Recent studies conducted on the practices of animals have illustrated just how diverse the sexual practices of animals truly are. As Jeffrey Kluger plainly puts it in his article “The Gay Side of Nature,” “What humans share with so many other animals, it now appears, is freewheeling homosexuality” (Kluger 337). Kluger goes on to site the various species that have been show to have homosexual trysts and relationships: Giraffes, bonobos, elephants, rodents, macaques, graylag geese, and the list goes on and on (Kluger 338). The homosexual activity between these species does not necessarily end with the sexual act, but many of these animal couplings form long-lasting relationships and some even bring up their offspring in same-sex relationships. Thus, the argument for the human practice of homosexuality being “natural” is able to assert that numerous members of the animal kingdom engage in similar acts, making such pairings part of the norm in the animal world. In their eyes, if the animals can do it why can’t we?
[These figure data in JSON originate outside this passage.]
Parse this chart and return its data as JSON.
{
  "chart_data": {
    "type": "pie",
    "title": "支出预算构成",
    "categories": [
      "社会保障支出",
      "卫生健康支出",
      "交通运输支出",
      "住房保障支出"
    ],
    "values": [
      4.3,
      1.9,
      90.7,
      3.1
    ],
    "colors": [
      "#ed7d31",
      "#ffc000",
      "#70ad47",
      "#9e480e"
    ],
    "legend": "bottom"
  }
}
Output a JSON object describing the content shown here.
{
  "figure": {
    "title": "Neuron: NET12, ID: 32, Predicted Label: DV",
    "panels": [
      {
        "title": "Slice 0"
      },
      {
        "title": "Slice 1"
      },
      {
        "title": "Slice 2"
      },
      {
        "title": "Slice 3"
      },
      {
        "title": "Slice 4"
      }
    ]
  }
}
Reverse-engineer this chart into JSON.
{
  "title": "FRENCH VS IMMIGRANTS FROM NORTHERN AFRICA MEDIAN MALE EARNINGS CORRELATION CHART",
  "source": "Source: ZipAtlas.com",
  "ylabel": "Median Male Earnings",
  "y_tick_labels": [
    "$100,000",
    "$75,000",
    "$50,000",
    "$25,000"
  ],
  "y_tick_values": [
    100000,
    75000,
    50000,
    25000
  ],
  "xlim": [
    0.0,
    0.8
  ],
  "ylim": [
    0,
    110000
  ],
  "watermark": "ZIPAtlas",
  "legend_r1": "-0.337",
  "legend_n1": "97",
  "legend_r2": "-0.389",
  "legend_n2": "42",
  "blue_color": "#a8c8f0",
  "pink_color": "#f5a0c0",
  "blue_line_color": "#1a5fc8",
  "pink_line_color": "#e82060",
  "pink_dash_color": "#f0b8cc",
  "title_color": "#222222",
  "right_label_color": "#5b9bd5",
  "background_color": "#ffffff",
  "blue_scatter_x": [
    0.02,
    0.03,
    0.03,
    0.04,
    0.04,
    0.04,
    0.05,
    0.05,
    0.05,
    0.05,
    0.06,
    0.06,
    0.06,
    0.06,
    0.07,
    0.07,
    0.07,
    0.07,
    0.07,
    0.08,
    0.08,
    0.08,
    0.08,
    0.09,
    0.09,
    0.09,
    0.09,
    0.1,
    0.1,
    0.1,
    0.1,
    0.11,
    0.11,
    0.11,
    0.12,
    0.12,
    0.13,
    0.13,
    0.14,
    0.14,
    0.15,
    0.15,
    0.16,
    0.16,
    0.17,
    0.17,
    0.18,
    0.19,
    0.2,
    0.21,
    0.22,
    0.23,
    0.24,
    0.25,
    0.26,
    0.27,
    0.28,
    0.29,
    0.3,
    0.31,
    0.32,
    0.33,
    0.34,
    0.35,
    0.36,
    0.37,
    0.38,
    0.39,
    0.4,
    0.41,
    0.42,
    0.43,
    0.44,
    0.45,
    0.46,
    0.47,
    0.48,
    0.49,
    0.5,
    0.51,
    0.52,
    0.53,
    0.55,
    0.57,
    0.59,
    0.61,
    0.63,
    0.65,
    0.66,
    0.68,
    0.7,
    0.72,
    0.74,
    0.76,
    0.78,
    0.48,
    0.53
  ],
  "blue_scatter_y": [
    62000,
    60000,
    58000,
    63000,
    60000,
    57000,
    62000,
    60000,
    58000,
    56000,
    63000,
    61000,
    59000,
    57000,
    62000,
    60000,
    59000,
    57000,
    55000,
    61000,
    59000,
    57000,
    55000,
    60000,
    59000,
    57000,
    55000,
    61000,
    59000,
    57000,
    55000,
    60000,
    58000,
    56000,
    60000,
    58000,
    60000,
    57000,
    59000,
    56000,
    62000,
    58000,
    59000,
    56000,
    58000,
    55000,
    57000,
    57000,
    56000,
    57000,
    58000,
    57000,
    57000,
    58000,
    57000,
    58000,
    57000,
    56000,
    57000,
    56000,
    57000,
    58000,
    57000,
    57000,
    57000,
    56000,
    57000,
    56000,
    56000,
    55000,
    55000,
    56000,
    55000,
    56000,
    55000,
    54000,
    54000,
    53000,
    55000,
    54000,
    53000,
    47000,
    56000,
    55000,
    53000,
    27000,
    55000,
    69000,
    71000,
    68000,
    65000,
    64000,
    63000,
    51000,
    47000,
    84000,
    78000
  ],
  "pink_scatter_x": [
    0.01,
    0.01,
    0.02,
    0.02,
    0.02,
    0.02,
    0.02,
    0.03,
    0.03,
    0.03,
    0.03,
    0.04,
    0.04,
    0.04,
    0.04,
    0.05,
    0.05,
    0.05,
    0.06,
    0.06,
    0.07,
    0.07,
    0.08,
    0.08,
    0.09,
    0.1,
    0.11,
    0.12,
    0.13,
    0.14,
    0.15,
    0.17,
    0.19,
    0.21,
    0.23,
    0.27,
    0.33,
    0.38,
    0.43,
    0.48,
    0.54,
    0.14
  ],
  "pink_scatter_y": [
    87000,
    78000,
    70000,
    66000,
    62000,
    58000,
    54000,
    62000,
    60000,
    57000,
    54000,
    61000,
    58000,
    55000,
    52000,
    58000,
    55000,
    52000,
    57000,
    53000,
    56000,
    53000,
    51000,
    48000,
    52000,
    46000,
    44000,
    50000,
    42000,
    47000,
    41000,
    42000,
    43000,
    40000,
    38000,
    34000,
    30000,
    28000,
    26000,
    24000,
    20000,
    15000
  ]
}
However, Kluger also points out some of the flaws of using such an argument. The main reason that it is difficult to use such a simple correlation is that while the animals may be engaging in the physical act of homosexual relationships, no one knows what they really mean. For instance, in the animal kingdom sex plays several different roles than it does in our minds, “In species that lack sophisticate language—which is to say all species but ours—sex serves many nonsexual purposes, including establishing alliances and appeasing enemies, all things animals must do with members of both sexes” (Kluger 339). Thus, those who assert that human homosexuality is “unnatural” are able to claim that the reasons behind such relationships for animals are completely different from those of people.
There are several other human behaviors that can prove just as paradoxical to validate based on animals. One example is the common practice of infidelity in the animal kingdom. In fact, when it comes to animals, life-long monogamy is the exception to the rule and is rarely found in nature. Thus, one may attribute people’s struggles with monogamy to “nature” while another can claim, much like those who oppose the idea that homosexuality is “natural”, that animals have different reasons for their philandering ways than mankind does. As it stands now, without an animal-to-human dictionary we may never be able to rightly claim correctness for either side, thus continuing this old argument.